O conceito por trás disso permanece, um século depois. Primeiro vem a noção de que espaços públicos são masculinos, e espaços domésticos, femininos. Portanto, uma mulher na rua estaria "invadindo" um espaço que não é o dela (é muito mais por causa dessa mentalidade que tantos homens "cantam" mulheres na rua. Eles não querem conquistar ninguém, e sim exercer poder, mostrar que aquele espaço é dele, que é ele quem manda, que ele tem tanta autoridade a ponto de julgar a aparência de uma completa estranha).
Segundo vem a ideia de que mulher sozinha está à disposição. Se ela não tem um "dono" (um namorado ou o marido, mas, numa sociedade patriarcal, pode também ser o pai ou o irmão), ela não é de ninguém, logo, é de todos, é de quem chegar primeiro.
E terceiro está a noção de que uma mulher precisa ser protegida (de outros homens) por um homem. Tem um monte de cara que adoraria voltar a esses "bons tempos" (que eles disfarçam chamando de "cavalheirismo") de mulher só poder sair acompanhada, de mulher precisar da proteção de um macho. Talvez por isso iniciativas louváveis como a Vamos Juntas? incomodem tanto. Elas questionam: se você, mulher, está numa situação de risco, por que não pedir ajuda à outra mulher?

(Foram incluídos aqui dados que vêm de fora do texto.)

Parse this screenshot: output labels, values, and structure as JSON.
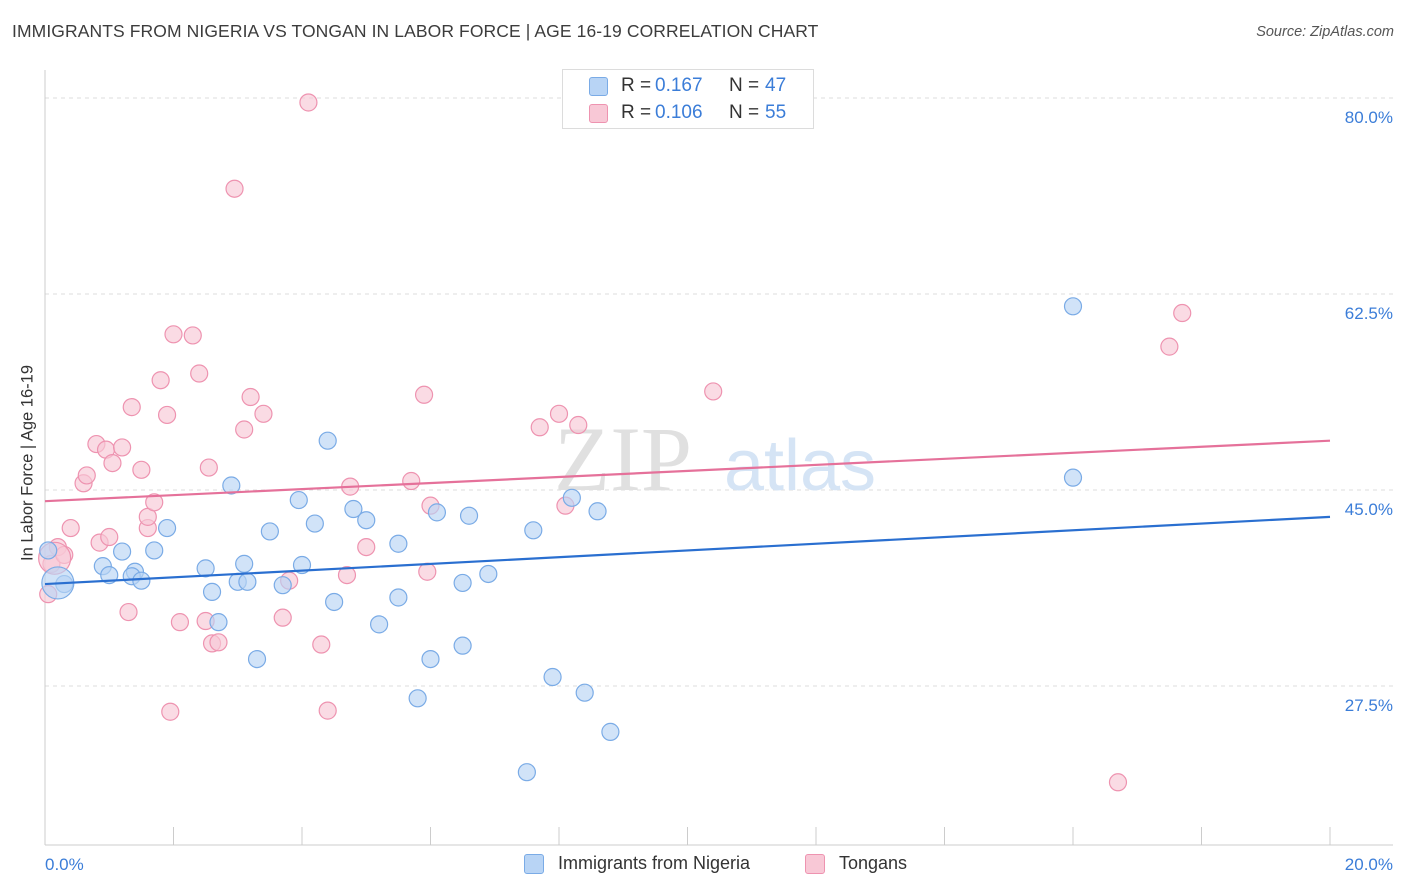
{
  "header": {
    "title": "IMMIGRANTS FROM NIGERIA VS TONGAN IN LABOR FORCE | AGE 16-19 CORRELATION CHART",
    "source": "Source: ZipAtlas.com"
  },
  "watermark": {
    "zip": "ZIP",
    "atlas": "atlas"
  },
  "legend": {
    "rows": [
      {
        "r_label": "R =",
        "r_value": "0.167",
        "n_label": "N =",
        "n_value": "47"
      },
      {
        "r_label": "R =",
        "r_value": "0.106",
        "n_label": "N =",
        "n_value": "55"
      }
    ]
  },
  "colors": {
    "blue_fill": "#b8d4f5",
    "blue_stroke": "#7aabe6",
    "blue_line": "#2a6fd0",
    "pink_fill": "#f8c8d6",
    "pink_stroke": "#ee93b0",
    "pink_line": "#e5719a",
    "tick_label": "#3b7dd8",
    "grid": "#dddddd"
  },
  "chart_data": {
    "type": "scatter",
    "title": "IMMIGRANTS FROM NIGERIA VS TONGAN IN LABOR FORCE | AGE 16-19 CORRELATION CHART",
    "xlabel": "",
    "ylabel": "In Labor Force | Age 16-19",
    "xlim": [
      0,
      20
    ],
    "ylim": [
      13.3,
      82.5
    ],
    "x_tick_labels": [
      "0.0%",
      "20.0%"
    ],
    "x_tick_values": [
      0,
      20
    ],
    "y_tick_labels": [
      "80.0%",
      "62.5%",
      "45.0%",
      "27.5%"
    ],
    "y_tick_values": [
      80.0,
      62.5,
      45.0,
      27.5
    ],
    "grid": "horizontal dashed",
    "legend_position": "top-center",
    "series": [
      {
        "name": "Immigrants from Nigeria",
        "color": "#b8d4f5",
        "r": 0.167,
        "n": 47,
        "trend": {
          "x": [
            0,
            20
          ],
          "y": [
            36.6,
            42.6
          ]
        },
        "points": [
          [
            0.05,
            39.6
          ],
          [
            0.3,
            36.6
          ],
          [
            0.9,
            38.2
          ],
          [
            1.0,
            37.4
          ],
          [
            1.4,
            37.7
          ],
          [
            1.2,
            39.5
          ],
          [
            1.35,
            37.3
          ],
          [
            1.5,
            36.9
          ],
          [
            1.7,
            39.6
          ],
          [
            1.9,
            41.6
          ],
          [
            2.5,
            38.0
          ],
          [
            2.9,
            45.4
          ],
          [
            2.6,
            35.9
          ],
          [
            2.7,
            33.2
          ],
          [
            3.1,
            38.4
          ],
          [
            3.0,
            36.8
          ],
          [
            3.15,
            36.8
          ],
          [
            3.3,
            29.9
          ],
          [
            3.5,
            41.3
          ],
          [
            3.7,
            36.5
          ],
          [
            3.95,
            44.1
          ],
          [
            4.0,
            38.3
          ],
          [
            4.2,
            42.0
          ],
          [
            4.4,
            49.4
          ],
          [
            4.5,
            35.0
          ],
          [
            4.8,
            43.3
          ],
          [
            5.0,
            42.3
          ],
          [
            5.2,
            33.0
          ],
          [
            5.5,
            35.4
          ],
          [
            5.5,
            40.2
          ],
          [
            5.8,
            26.4
          ],
          [
            6.0,
            29.9
          ],
          [
            6.1,
            43.0
          ],
          [
            6.5,
            31.1
          ],
          [
            6.5,
            36.7
          ],
          [
            6.6,
            42.7
          ],
          [
            6.9,
            37.5
          ],
          [
            7.5,
            19.8
          ],
          [
            7.6,
            41.4
          ],
          [
            7.9,
            28.3
          ],
          [
            8.2,
            44.3
          ],
          [
            8.4,
            26.9
          ],
          [
            8.6,
            43.1
          ],
          [
            8.8,
            23.4
          ],
          [
            16.0,
            46.1
          ],
          [
            16.0,
            61.4
          ],
          [
            0.2,
            36.7
          ]
        ]
      },
      {
        "name": "Tongans",
        "color": "#f8c8d6",
        "r": 0.106,
        "n": 55,
        "trend": {
          "x": [
            0,
            20
          ],
          "y": [
            44.0,
            49.4
          ]
        },
        "points": [
          [
            0.05,
            35.7
          ],
          [
            0.1,
            38.4
          ],
          [
            0.2,
            39.9
          ],
          [
            0.3,
            39.2
          ],
          [
            0.4,
            41.6
          ],
          [
            0.6,
            45.6
          ],
          [
            0.65,
            46.3
          ],
          [
            0.8,
            49.1
          ],
          [
            0.85,
            40.3
          ],
          [
            0.95,
            48.6
          ],
          [
            1.0,
            40.8
          ],
          [
            1.05,
            47.4
          ],
          [
            1.2,
            48.8
          ],
          [
            1.3,
            34.1
          ],
          [
            1.35,
            52.4
          ],
          [
            1.5,
            46.8
          ],
          [
            1.6,
            41.6
          ],
          [
            1.6,
            42.6
          ],
          [
            1.7,
            43.9
          ],
          [
            1.8,
            54.8
          ],
          [
            1.9,
            51.7
          ],
          [
            1.95,
            25.2
          ],
          [
            2.0,
            58.9
          ],
          [
            2.1,
            33.2
          ],
          [
            2.3,
            58.8
          ],
          [
            2.4,
            55.4
          ],
          [
            2.5,
            33.3
          ],
          [
            2.55,
            47.0
          ],
          [
            2.6,
            31.3
          ],
          [
            2.7,
            31.4
          ],
          [
            2.95,
            71.9
          ],
          [
            3.1,
            50.4
          ],
          [
            3.2,
            53.3
          ],
          [
            3.4,
            51.8
          ],
          [
            3.7,
            33.6
          ],
          [
            3.8,
            36.9
          ],
          [
            4.1,
            79.6
          ],
          [
            4.3,
            31.2
          ],
          [
            4.4,
            25.3
          ],
          [
            4.7,
            37.4
          ],
          [
            4.75,
            45.3
          ],
          [
            5.0,
            39.9
          ],
          [
            5.7,
            45.8
          ],
          [
            5.9,
            53.5
          ],
          [
            5.95,
            37.7
          ],
          [
            6.0,
            43.6
          ],
          [
            7.7,
            50.6
          ],
          [
            8.0,
            51.8
          ],
          [
            8.1,
            43.6
          ],
          [
            8.3,
            50.8
          ],
          [
            10.4,
            53.8
          ],
          [
            16.7,
            18.9
          ],
          [
            17.5,
            57.8
          ],
          [
            17.7,
            60.8
          ],
          [
            0.15,
            38.9
          ]
        ]
      }
    ]
  },
  "bottom_legend": {
    "items": [
      {
        "label": "Immigrants from Nigeria"
      },
      {
        "label": "Tongans"
      }
    ]
  }
}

Todos querem viver num país sem assaltos. Mas parece que nem todos querem viver num país sem assédio na rua. Para tantos homens, chamar uma mulher de "gostosa" na rua nem é um problema. Pelo contrário, é um grande elogio. Eu acho que essa mentalidade está mudando, que a gente está deixando bem claro que dispensamos grosserias. Mas ainda vai levar muito tempo para que esse comportamento seja de fato reprovado socialmente.